The heart-tugging story strands unwind in the depths of the mine and aboveground, where the miners' families set up a makeshift city and Laurence Golborne (Rodrigo Santoro), Chile's young, green minister of mining, oversees the rescue efforts of a team led by chief engineer Andre Sougarret (Gabriel Byrne), with James Brolin making a cameo appearance as an American drilling expert.
Among the more distracting elements of the film is Juliette Binoche's turn as Maria Segovia, a hawker of empanadas whose troubled brother (Juan Pablo Raba) is one of the 33. Her character's forthright defiance when Golborne shows up feels as forced as the bond they finally forge, not because the actors' performances aren't heartfelt but because their interactions are such transparent plot engines — one of which leads to an utterly unpersuasive aha moment in the rescue strategy.
As for the title characters, most are sidelined, as would be expected in such a narrative feature. Ten miners get "storylines," such as they are, some of them screen-written composites like Raba's angry alcoholic, who will undergo the DTs, repentance and redemption. There's a young father-to-be (Mario Casas); an unlikely and comical philanderer (Oscar Nunez, of "The Office:); an old-timer with rattling lungs (Gustavo Angarita) who's on his final shift before retirement; and an ostracized Bolivian newcomer (Tenoch Huerta).

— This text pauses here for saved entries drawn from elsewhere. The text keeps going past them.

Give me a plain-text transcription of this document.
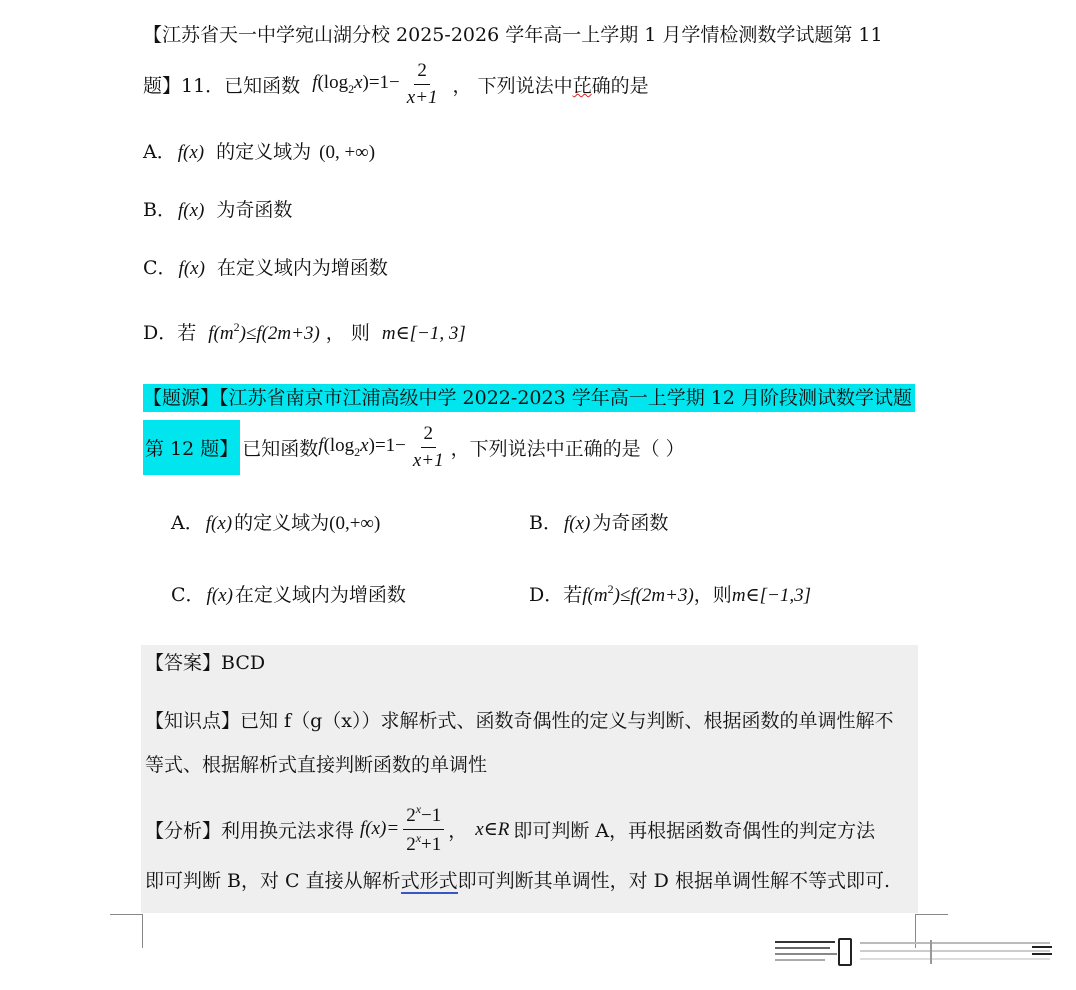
【江苏省天一中学宛山湖分校 2025-2026 学年高一上学期 1 月学情检测数学试题第 11
题】11．已知函数 $f(\log_2x)=1- \frac{2}{x+1}$ ， 下列说法中 芘 确的是
A． f(x) 的定义域为 (0, +∞)
B． f(x) 为奇函数
C． f(x) 在定义域内为增函数
D．若 $f(m^2)\le f(2m+3)$ ， 则 m∈[−1, 3]
【题源】【江苏省南京市江浦高级中学 2022-2023 学年高一上学期 12 月阶段测试数学试题
第 12 题】 已知函数 $f(\log_2x)=1- \frac{2}{x+1}$ ，下列说法中正确的是（ ）
A． f(x) 的定义域为(0,+∞)	B． f(x) 为奇函数
C． f(x) 在定义域内为增函数	D．若$f(m^2)\le f(2m+3)$，则m∈[−1,3]
【答案】BCD
【知识点】已知 f（g（x））求解析式、函数奇偶性的定义与判断、根据函数的单调性解不
等式、根据解析式直接判断函数的单调性
【分析】利用换元法求得 $f(x)= \frac{2^x-1}{2^x+1}$ ， x∈R 即可判断 A，再根据函数奇偶性的判定方法
即可判断 B，对 C 直接从解析式形式即可判断其单调性，对 D 根据单调性解不等式即可.
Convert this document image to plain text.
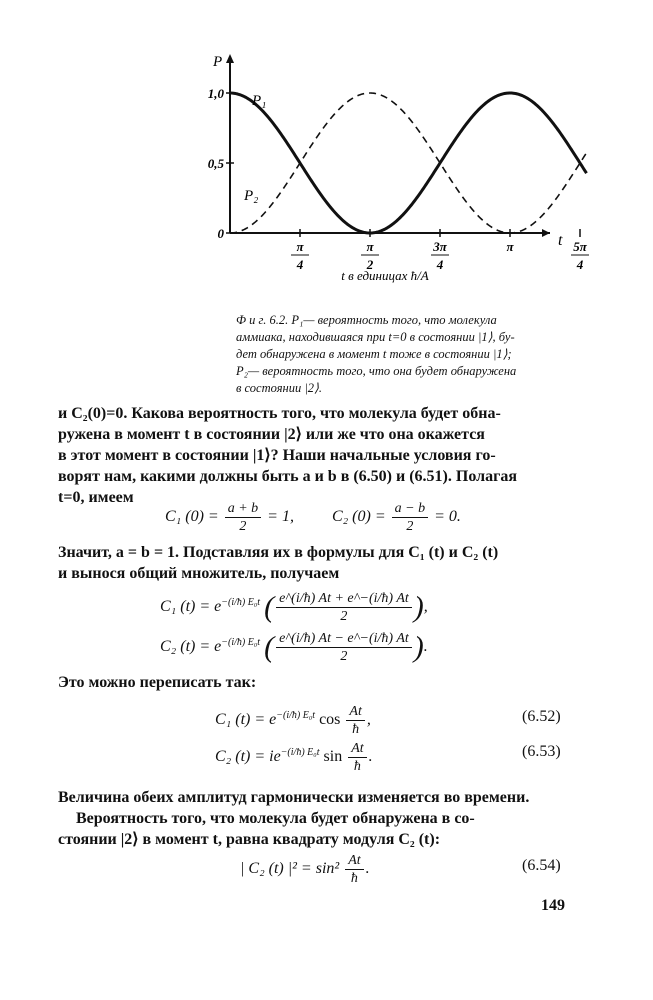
P
t
0
0,5
1,0
π
4
π
2
3π
4
π	5π
4
t в единицах ħ/A
P₁
P₂
Ф и г. 6.2. P₁— вероятность того, что молекула
аммиака, находившаяся при t=0 в состоянии |1⟩, бу-
дет обнаружена в момент t тоже в состоянии |1⟩;
P₂— вероятность того, что она будет обнаружена
в состоянии |2⟩.
и C₂(0)=0. Какова вероятность того, что молекула будет обна-
ружена в момент t в состоянии |2⟩ или же что она окажется
в этот момент в состоянии |1⟩? Наши начальные условия го-
ворят нам, какими должны быть a и b в (6.50) и (6.51). Полагая
t=0, имеем
C₁ $(0) = \frac{a + b}{2} = 1$, C₂ $(0) = \frac{a - b}{2} = 0$.
Значит, a = b = 1. Подставляя их в формулы для C₁ (t) и C₂ (t)
и вынося общий множитель, получаем
C₁ $(t) = e^{-(i/ħ) E_0t}$ ( $\frac{e\^{}(i/ħ) At + e\^{}-(i/ħ) At}{2}$ ),
C₂ $(t) = e^{-(i/ħ) E_0t}$ ( $\frac{e\^{}(i/ħ) At - e\^{}-(i/ħ) At}{2}$ ).
Это можно переписать так:
C₁ $(t) = e^{-(i/ħ) E_0t}$ $\cos \frac{At}{ħ}$ ,	(6.52)
C₂ $(t) = ie^{-(i/ħ) E_0t}$ $\sin \frac{At}{ħ}$ .	(6.53)
Величина обеих амплитуд гармонически изменяется во времени.
Вероятность того, что молекула будет обнаружена в со-
стоянии |2⟩ в момент t, равна квадрату модуля C₂ (t):
| C₂ (t) $|^2 = \sin^2 \frac{At}{ħ}$ .	(6.54)
149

But mainly it's "Super Mario and the 32" as Banderas' character, a natural leader, rations meager food supplies among 33 starving men trapped beneath 700 tons of rock. Mario's role in the men's survival could not be more crucial; more than doling out canned tuna, he quells any violent or self-destructive impulses that arise.
But his selflessness takes up a lot of space. Made with the cooperation of the miners and based on the book that tells their authorized story, the film somewhat surprisingly follows the news-media template that turned Mario into a star. Phillips' intriguing Don Lucho, in particular, could have used more screen time, though the movie's final, potent image belongs to him.
At its best, the dialogue is gracefully pared down, but frequently it lapses into awkward exposition. To counteract this, Riggen smartly uses actual TV news footage, from a wide array of international sources, to explain the rescue mission and to convey how closely a worldwide audience was following the events in Chile.
The movie's narrative letdowns are especially unfortunate when Riggen, advancing her visual style significantly from previous work ("Under the Same Moon," "Girl in Progress"), creates such a strong sense of place, both in the cramped quarters of the mine and the expansive desert where the families keep vigil. Shooting in two working mines in Colombia, the director and her DP, Checco Varese, deliver an immersive sense of what it means to enter the tunnel on a road that burrows 2,300 feet beneath the surface. There's an obvious but nonetheless deeply affecting spiritual cast to the play of light in the dark cave, the miner's helmet torches illuminating the skyscraper-size rock that seemingly has sealed their fate.
As for the mine collapse itself, Riggen and Varese capture the enormity of the accident and the ensuing chaos with dynamic work that entails a strong, fluently integrated CGI assist. A shot of the explosion breaking through the placid surface of Chile's Atacama Desert — the filmmakers used locations not far from where the disaster took place — is exquisite in its terrible poignancy. The superb sound design lends further dimension, not just during the collapse but in the hope-stirring rumbling of the rescuers' drills trying to reach the men through the rock.
Riggen takes a chance with a fantasy sequence, set to Bellini's "Norma," in which the men imagine that the women they love are serving them delectable meals. Though it's flagrantly over-the-top, it somehow feels just right. And it makes you wish that Riggen had taken more such risks rather than following the road-to-uplift formula so dutifully.